Com’è andata all’inizio?
—E’ andata che è stato un problema immenso avere servizi, per esempio il gas, il telefono. Ostacoli, burocrazia, ritardi. Ma poi ce l’abbiamo fatta. Io sono, del resto, sempre restato a L’Aquila. Non ho mai pensato di lasciare la città, anche se la CGIL regionale è a Pescara.

Nessuno vi ha dato una mano, un incoraggiamento, un riconoscimento?
—No, proprio no, e non è che qualcuno ha incoraggiato la nostra decisione. Se sperano che la gente faccia la fila davanti a porta Bazzano per rientrare in centro, sbagliano. Speriamo che le cose cambino. In meglio, sarebbe anche ora…

Gianni Di Cesare ha scelto i silenzi del centro semideserto, più profondi e struggenti nel dedalo di stradine della parte antica della città “sferutata” dal terremoto. Proprio lui che è abituato alle folle, ai discorsi, alle platee inquiete, alle fabbriche, alle manifestazioni. Il cronista sente che bisogna congratularsi con lui per l’affetto tributato, in silenzio, alla città che soffre. Si congratula.
Il cane ci rivolge uno sguardo buono e scodinzola appena appena.
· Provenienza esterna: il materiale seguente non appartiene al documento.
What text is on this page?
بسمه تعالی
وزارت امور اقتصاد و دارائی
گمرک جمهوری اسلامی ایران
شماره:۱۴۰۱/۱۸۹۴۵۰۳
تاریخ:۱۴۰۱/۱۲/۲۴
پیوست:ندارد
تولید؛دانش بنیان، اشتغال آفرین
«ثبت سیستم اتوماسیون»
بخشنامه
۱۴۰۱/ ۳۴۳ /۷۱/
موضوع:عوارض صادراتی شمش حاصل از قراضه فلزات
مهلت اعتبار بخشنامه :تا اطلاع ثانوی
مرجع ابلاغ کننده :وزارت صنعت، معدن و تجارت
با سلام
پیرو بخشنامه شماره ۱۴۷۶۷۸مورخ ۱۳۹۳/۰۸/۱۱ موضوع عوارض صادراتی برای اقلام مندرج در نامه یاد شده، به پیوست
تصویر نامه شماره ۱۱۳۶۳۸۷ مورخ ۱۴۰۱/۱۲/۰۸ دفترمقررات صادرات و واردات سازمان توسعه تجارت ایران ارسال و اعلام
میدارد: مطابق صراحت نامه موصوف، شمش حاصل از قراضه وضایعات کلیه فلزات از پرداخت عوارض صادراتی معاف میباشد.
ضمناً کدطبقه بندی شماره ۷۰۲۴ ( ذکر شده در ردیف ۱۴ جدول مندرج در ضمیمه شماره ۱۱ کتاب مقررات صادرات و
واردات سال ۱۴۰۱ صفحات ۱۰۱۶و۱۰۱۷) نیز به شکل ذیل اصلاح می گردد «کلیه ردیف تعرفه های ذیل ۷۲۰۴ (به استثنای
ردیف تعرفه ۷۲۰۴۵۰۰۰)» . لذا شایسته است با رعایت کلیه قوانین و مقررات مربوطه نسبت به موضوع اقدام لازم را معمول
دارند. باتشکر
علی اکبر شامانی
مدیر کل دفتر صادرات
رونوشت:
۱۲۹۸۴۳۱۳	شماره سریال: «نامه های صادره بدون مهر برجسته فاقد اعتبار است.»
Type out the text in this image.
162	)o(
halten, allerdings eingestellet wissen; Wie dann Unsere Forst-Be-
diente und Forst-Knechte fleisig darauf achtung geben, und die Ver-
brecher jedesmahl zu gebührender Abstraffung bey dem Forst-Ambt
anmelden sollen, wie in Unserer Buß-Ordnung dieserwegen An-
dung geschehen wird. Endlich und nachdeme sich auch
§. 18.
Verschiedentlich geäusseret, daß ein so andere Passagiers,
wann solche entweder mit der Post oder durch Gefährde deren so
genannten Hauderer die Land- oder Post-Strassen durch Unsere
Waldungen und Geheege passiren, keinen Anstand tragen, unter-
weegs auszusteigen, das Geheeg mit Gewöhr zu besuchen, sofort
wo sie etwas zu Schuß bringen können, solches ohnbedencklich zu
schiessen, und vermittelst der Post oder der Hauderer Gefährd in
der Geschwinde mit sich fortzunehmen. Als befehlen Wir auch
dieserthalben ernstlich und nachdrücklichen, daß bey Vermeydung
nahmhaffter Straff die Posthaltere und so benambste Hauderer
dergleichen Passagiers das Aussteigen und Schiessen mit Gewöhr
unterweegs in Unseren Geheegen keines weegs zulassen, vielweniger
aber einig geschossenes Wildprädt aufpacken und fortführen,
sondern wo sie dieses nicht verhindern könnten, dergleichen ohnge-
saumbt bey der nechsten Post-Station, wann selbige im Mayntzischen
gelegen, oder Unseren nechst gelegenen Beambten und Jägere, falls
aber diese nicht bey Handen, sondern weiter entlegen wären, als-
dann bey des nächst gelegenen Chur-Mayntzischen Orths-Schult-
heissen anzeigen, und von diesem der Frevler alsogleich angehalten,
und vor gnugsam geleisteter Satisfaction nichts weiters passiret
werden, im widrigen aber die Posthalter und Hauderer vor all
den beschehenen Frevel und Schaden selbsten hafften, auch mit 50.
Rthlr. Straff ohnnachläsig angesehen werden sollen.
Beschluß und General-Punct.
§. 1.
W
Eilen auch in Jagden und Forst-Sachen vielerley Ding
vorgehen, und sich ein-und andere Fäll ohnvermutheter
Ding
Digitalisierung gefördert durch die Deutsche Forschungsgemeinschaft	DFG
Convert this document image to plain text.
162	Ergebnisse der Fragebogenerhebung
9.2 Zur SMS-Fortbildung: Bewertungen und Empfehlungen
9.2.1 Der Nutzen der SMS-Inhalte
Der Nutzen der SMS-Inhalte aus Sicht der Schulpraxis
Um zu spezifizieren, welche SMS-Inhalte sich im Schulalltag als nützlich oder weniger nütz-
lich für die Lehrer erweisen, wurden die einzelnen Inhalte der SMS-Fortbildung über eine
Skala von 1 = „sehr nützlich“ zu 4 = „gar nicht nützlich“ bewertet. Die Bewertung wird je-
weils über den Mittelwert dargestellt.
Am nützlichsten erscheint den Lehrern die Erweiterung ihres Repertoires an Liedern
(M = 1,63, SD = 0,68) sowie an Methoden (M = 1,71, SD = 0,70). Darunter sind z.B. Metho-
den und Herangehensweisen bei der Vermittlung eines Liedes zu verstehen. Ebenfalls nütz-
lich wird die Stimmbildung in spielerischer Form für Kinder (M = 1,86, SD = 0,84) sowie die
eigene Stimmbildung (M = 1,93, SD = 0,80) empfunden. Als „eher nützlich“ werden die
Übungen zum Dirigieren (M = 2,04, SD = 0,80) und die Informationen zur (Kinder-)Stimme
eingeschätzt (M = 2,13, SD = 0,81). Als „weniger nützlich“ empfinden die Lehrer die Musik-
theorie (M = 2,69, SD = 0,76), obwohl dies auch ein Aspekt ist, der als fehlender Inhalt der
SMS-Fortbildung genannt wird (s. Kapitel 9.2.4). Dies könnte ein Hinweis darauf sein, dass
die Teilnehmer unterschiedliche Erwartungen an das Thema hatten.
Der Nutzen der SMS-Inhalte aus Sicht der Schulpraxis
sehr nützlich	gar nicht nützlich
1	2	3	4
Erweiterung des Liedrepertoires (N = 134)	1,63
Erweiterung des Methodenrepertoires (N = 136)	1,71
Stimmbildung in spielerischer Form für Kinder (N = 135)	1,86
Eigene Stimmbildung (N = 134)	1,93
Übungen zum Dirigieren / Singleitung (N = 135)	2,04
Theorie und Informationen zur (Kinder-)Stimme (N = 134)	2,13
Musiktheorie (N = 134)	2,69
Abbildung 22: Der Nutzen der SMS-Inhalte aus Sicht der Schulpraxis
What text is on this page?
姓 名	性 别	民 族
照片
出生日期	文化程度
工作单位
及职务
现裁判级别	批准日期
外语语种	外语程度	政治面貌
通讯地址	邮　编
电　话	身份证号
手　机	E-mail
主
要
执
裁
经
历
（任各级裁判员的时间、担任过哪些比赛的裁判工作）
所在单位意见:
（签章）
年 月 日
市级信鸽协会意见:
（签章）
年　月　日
Poi cammina accanto al padrone, anche lui mutamente devoto alla città che – caninamente – gli appartiene: odori, sentori, solo qualche ostile gattone tra le case dirute. Pochi uccelli svolazzanti fin dentro gli appartamenti sfinestrati e vuoti. Solitudine vuol dire rinuncia. Ma, del resto, quanti hanno rinunciato alle cose dell’altra vita? Quel 6 aprile tante pagine si chiusero nei pochi secondi del tremore violento e selvaggio. Per molti, non si sono riaperte e non si riapriranno.
Per pochi altri, c’è un nuovo libro da leggere. Magari “Alla ricerca del tempo perduto” di Proust.